“Well, Katie, your teeth look great.” The dentist took off his face mask and sat back, then gingerly leaned forward to push the button on my chair so I could sit up as well. “Like I mentioned, you have a little gum recession on a few teeth, but your gums look generally healthy. You’ve been doing a good job cleaning!” He smiled.
“What?” I leaned forward ahead of my lifting chair and swung my legs over the side to face him. “Really?”
His smile broadened with a touch of confusion. “Are you suprised?”
More than surprised. I was astounded.
It wasn’t that I took bad care of my teeth. Even as a kid, I had never shirked brushing, unlike my sister, who mastered the art of wetting the toothbrush to fool Mom or Dad. For the first twenty-five years of my life, dentists had always liked me, despite my habits of drinking a daily Coke or RC and eating candy and ice cream with abandon. They couldn’t tell all that from looking at my teeth. By my mid-twenties, I’d only ever had one small cavity. Of course, I’d suffered through two sets of braces, but that was through no fault of my own.
After Peace Corps, I had traveled with Ron to visit his grandparents in Baltimore. His grandma was a delightful, sassy young soul who taught music in inner cities for decades and still wore her long white hair in pigtails. During our visit, she commented that when you’re old, you finally learn the importance of flossing your teeth and wish you had started much earlier. Gum disease can actually lead to heart problems, she explained. I followed her advice and added flossing to my nightly brushing ritual.
But despite all my diligence, a few years later something had started to change. Dentists started talking to me about gum disease, and chiding me as though I wasn’t taking good care of my teeth. My gums were swollen and red, and receding, a precursor to gum disease. Did I brush twice a day and floss once? Was I brushing and flossing properly? Each time, I protested that yes, I did all that, and I’d been flossing for years. The dental assistants would show me the proper techniques again, sometimes with concern but other times with what clearly felt like judgment. At their suggestion, I switched to an electric toothbrush. Still my problems continued.
It was vexing to hear bad news every time I went to the dentist, but over the years I became used to it.

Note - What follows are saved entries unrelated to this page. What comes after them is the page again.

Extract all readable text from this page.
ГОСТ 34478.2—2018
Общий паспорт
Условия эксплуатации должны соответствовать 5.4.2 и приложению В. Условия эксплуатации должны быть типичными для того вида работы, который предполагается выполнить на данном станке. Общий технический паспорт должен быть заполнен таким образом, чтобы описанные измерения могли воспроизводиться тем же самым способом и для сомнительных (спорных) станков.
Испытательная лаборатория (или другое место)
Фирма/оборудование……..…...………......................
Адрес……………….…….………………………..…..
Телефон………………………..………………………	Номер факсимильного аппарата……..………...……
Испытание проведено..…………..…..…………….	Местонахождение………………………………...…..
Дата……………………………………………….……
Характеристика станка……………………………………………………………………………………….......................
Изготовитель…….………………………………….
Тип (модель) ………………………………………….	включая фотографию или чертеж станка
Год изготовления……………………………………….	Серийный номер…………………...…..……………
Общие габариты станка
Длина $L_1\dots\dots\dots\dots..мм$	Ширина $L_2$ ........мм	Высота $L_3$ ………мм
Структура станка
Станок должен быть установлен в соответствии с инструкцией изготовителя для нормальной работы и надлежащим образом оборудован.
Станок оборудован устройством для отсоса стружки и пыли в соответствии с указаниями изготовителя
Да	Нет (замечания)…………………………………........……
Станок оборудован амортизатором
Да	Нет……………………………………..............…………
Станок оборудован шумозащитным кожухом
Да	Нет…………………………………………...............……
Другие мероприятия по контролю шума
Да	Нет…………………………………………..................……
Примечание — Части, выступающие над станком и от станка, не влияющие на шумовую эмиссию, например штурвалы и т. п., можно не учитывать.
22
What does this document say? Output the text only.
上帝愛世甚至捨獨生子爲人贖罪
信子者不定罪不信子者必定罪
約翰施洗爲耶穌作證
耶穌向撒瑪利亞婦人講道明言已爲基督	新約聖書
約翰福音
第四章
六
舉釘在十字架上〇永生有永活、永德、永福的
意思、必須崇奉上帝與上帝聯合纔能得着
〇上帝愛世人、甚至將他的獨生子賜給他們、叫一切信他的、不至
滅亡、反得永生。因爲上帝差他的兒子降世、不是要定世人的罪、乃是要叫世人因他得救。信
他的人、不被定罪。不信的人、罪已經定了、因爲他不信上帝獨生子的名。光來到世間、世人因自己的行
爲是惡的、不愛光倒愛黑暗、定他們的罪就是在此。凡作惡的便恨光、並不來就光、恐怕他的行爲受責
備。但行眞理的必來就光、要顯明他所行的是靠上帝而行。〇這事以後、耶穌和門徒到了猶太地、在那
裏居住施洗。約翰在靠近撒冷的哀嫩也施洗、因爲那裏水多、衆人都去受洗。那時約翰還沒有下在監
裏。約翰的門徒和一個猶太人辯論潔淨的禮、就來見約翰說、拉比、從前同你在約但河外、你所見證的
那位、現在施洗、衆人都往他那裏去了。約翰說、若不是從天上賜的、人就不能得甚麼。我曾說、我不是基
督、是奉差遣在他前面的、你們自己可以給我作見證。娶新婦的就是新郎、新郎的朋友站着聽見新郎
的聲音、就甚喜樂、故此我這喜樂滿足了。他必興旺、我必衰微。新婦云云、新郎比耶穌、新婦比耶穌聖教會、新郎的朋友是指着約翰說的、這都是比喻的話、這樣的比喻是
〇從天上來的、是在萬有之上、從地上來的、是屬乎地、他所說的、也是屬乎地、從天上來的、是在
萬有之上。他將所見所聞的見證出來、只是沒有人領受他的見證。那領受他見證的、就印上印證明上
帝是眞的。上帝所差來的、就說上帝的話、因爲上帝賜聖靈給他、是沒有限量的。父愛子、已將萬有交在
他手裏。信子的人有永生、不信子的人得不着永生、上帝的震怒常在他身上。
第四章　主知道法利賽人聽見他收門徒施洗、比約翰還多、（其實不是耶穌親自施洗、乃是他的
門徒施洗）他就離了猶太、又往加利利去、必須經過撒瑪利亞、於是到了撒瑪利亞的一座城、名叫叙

Nowadays, in my mid-thirties, trips to the dentist always filled me with a touch of dread. I remembered my days as a straight-A patient, and knew I had always done everything right. Why were my gums so unhealthy?
(It didn’t help that Ron had perfect teeth, had never needed braces, never had cavities, and rarely flossed, yet dentists consistently told him his teeth looked “great.”)
“It must be my diet,” I breathed. It had to be. Thinking aloud, I excitedly described how I’d been eating almost no sugar for the past several months, and no dairy. Although I had eaten a lot of meat on the Specific Carbohydrate Diet in the spring, by now, on macrobiotics, I hadn’t eaten red meat for months.
I was on an anti-inflammatory diet, and lo and behold, my gums were not inflamed.
The dentist didn’t seem surprised. He cheerfully sent me home, saying he’d just keep an eye on my gum recession over the next couple years–perhaps it was leftover from some previous problem.
I couldn’t wait to tell Ron about my restored status.
This was just the latest piece of evidence that macrobiotics was good for my body. My BMs and energy had plateaued over the last couple months, but were better than previously. I had lately been struggling with a cough and fever that came and went, but that seemed like just a run-of-the-mill winter ailment. Overall, my colon and body were definitely doing better than in the past year.
In fact, in one way, my digestion was actually even better than before colitis: I had far less gas. It had taken a while to notice this–at some point, on macrobiotics, I had realized that I wasn’t feeling bloated and gassy after eating. Those symptoms had been so common, for so long, that I didn’t think of them as symptoms or even notice them at all. I just assumed everyone had them. Now, though, I noticed their absence. They must have been caused by something I had been eating prior to macrobiotics: dairy, meat, sugar…? Had I, in fact, been lactose intolerant and just never known? Going about my days without any gas or bloating, I realized that I had often been uncomfortable, for many years. Apparently my gut wasn’t as “iron” as I had thought.
And now there was this welcome news about my teeth. My body was definitely telling me I was on the right track.